There is a lovely quote from Maeve Binchy, which goes like this: “The great thing about getting older is that you become more mellow. Things aren’t as black and white, and you become much more tolerant. You can see the good in things much more easily than getting enraged as you used to do when you were young.”

It is also true that you are as old or as young as you feel and behave. I have known people who appear older even though in terms of age, they are just in their early 20s; and so too witty elderly folks sprouting nuggets of youthful enthusiasm even though I know them to be 60 or older!

This photo, taken in 1972, shows the columnist (second left) with his Sibu Borneo Company colleagues (from left) Sim Khoon Seng, Chris Chung and Shookry Gani – all in their late 20s, in the prime of their lives.

It is all a matter of personal beliefs, lifestyles and the way each individual approaches life in general.

I remember as a young lad aged 5 or 6, roaming around at play in the fields and spacious orchard of fruit trees and small streams with my other cousins in my grandfather’s homestead in the 1950s – not a care in the world except to await my mother’s call before sunset to come in, have my bath (no showers those days) and prepare for dinner. After which there would be more playtime indoors before an early night at 8 o’clock when the cannon across the Sarawak River went off (our faithful time-keeper for bedtime in the 1950s to the 1960s).

In the blink of an eye, we were all in school and by the late 1960s, had finished our Cambridge A Levels. Many classmates had gone for further studies, others to start work.

By 20 years of age, a quarter of our lives had been spent.

The following quarter, from 20 to 40, were spent building a career in business which, for me, had involved working for multinational corporations dealing with everything from fast moving consumer goods to motor vehicles with employers criss-crossing the globe.

The third quarter of my life, from 40 to 60, I had gone into my own, having set up my own business in the film production services industry and gone into editing, writing and voluntary community work.

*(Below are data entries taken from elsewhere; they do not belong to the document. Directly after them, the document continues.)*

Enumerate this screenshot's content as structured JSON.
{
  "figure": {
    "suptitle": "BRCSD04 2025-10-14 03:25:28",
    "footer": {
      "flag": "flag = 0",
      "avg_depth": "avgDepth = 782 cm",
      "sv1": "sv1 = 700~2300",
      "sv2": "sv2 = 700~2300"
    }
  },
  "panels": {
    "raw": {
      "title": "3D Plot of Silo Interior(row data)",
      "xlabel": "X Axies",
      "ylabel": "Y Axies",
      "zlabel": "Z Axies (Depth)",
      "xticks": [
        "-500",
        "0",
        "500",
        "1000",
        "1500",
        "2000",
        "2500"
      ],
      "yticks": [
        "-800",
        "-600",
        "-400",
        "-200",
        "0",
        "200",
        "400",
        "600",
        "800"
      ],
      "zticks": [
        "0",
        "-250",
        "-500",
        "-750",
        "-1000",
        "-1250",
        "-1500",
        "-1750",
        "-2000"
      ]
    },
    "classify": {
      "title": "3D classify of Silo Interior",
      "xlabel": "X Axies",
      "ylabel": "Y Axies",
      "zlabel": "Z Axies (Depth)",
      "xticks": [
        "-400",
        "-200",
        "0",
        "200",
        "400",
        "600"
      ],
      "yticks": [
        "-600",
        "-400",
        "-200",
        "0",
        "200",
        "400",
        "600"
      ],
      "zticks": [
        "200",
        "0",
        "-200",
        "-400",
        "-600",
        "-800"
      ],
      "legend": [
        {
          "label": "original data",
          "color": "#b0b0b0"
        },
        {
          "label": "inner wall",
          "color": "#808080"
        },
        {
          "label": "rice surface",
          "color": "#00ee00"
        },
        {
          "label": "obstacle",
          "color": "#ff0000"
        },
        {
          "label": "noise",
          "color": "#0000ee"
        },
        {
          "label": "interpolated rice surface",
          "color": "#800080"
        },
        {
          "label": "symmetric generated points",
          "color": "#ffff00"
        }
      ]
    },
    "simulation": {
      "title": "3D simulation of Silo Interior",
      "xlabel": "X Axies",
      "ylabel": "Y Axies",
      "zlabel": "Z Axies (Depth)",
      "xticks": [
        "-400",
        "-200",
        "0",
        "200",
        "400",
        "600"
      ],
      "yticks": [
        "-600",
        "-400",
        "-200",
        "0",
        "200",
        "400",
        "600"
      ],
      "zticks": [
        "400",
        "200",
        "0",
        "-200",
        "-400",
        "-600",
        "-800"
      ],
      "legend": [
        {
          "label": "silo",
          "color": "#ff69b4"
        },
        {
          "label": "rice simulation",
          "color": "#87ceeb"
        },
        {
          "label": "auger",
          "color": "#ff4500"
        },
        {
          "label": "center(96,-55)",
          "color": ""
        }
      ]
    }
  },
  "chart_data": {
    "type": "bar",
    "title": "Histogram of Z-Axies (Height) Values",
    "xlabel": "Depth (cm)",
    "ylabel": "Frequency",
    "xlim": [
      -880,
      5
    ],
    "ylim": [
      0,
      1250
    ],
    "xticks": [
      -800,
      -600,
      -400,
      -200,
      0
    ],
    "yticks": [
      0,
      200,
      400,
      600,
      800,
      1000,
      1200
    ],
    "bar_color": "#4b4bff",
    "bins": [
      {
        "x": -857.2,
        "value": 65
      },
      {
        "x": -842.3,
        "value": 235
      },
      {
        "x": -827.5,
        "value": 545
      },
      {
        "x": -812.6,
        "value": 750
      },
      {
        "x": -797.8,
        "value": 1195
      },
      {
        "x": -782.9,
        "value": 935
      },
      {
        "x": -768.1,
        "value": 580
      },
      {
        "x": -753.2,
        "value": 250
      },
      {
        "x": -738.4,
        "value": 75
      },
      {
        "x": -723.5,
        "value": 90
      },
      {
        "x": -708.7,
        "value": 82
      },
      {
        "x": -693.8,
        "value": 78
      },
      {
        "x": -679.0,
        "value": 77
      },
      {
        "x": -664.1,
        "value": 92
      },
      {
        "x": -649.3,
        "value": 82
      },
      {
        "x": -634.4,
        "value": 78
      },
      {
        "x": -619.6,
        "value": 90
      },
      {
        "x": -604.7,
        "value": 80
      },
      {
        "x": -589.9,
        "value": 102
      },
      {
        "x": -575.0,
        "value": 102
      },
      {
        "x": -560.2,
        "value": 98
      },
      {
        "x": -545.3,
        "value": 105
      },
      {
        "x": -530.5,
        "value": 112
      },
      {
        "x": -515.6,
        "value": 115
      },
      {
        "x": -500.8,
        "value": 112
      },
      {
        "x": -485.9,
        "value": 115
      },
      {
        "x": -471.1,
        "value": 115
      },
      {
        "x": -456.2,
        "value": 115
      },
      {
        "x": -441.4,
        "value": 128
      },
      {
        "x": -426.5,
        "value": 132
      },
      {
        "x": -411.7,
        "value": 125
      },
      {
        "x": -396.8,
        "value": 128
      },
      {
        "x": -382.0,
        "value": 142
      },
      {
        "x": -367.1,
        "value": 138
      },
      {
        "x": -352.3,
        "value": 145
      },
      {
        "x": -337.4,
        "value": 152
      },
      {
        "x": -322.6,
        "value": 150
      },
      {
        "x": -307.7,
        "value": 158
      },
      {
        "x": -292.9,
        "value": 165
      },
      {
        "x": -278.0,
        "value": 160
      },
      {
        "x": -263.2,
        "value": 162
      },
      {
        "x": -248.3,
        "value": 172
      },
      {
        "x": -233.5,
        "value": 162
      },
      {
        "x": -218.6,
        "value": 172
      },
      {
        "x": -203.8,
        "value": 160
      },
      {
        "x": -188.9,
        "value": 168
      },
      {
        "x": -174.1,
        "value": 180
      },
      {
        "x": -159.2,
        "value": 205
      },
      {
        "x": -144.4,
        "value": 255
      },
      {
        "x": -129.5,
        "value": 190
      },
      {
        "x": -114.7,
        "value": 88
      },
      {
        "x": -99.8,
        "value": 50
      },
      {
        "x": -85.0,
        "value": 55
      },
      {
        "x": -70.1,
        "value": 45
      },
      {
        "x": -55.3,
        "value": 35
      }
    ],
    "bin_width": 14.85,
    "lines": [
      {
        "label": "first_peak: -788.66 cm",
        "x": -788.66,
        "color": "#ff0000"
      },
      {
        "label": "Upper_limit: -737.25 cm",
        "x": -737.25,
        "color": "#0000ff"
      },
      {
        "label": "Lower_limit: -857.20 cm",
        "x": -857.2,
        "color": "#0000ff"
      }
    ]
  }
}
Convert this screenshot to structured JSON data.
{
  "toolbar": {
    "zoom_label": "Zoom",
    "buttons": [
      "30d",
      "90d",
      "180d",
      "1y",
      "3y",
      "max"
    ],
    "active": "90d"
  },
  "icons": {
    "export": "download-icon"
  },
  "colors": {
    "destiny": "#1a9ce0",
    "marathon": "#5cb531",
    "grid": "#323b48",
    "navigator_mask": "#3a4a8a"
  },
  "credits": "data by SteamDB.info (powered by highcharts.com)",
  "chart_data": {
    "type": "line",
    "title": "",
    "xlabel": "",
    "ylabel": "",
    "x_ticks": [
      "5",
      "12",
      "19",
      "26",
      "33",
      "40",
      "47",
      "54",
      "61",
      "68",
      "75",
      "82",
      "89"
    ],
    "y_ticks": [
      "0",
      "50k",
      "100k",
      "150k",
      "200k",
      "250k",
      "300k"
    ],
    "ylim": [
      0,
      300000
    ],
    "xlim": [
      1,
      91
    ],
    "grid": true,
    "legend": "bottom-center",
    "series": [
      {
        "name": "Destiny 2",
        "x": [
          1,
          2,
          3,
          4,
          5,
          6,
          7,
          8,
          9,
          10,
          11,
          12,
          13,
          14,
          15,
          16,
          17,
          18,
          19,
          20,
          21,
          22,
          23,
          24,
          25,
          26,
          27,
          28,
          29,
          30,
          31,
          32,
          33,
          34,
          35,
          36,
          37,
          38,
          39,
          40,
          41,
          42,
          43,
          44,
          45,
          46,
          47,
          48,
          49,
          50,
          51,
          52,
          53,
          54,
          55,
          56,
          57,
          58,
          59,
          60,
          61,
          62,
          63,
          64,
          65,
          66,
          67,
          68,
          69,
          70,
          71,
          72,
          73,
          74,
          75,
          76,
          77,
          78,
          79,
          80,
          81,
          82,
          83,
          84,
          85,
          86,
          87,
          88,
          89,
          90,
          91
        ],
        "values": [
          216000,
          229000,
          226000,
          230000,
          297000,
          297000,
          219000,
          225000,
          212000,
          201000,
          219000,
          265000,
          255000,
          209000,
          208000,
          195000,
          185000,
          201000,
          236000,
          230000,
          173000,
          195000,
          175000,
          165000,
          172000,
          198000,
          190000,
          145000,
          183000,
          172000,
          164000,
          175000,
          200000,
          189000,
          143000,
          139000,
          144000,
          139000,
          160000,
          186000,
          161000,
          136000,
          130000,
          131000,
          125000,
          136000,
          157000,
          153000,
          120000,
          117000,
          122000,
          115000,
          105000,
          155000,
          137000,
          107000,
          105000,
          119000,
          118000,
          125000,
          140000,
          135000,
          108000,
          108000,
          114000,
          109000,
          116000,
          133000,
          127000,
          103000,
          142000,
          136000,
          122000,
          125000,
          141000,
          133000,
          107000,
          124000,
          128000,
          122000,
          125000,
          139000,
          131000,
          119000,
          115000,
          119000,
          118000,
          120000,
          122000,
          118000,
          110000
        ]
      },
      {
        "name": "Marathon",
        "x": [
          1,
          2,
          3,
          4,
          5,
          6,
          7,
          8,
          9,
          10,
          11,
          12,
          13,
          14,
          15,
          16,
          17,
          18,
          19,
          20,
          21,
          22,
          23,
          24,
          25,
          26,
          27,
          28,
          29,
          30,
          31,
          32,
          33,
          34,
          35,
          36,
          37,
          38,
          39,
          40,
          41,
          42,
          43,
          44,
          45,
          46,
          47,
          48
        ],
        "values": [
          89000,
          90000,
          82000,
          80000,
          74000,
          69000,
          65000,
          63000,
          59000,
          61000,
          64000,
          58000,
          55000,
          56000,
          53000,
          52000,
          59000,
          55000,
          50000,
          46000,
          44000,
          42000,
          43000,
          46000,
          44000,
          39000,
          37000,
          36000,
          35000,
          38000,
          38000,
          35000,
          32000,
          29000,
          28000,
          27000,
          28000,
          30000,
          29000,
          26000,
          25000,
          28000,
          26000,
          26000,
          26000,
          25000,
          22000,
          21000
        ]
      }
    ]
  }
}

What has happened too during the past two or three decades, with both parents approaching their third and fourth stages of ageing, was that my siblings and I had found that we had to devote more of our time towards their care and attention.

We were fortunate that we were living in close proximity to them both and were able to extend whatever care and assistance when required, which became more and more needed towards the final years.

Mum passed on eight years ago at age 85, and Dad in October 2022 at age 96 – both had led much fulfilled lives fully devoted to Our Almighty God.

This photo, taken in 2018, shows the columnist (standing, centre) and his family: flanking him were sister Edwina and brother Edric, while those seated were (from left) brother Prof Dr Edmund, their father Ong Kee Bian, and sister Edrea.

I shall conclude with two of my favourite quotes on ageing:

  1. “The older you get, the more you realise you have no desire for drama, conflict and any kind of intensity. You just want a cosy home, a nice book and a person who knows how you drink your coffee.”
  2. “As you get older, you become quieter. Because you realise how much nonsense you’ve wasted your time on. And now you know that peace is more important than anything else.”

May the Good Lord continue to guide us all in our path and journey towards our final home.

Bless all our ‘elderlies and seniors’, and may they never ever feel their age, but be ever youthful and be young at heart for as long as they want to be!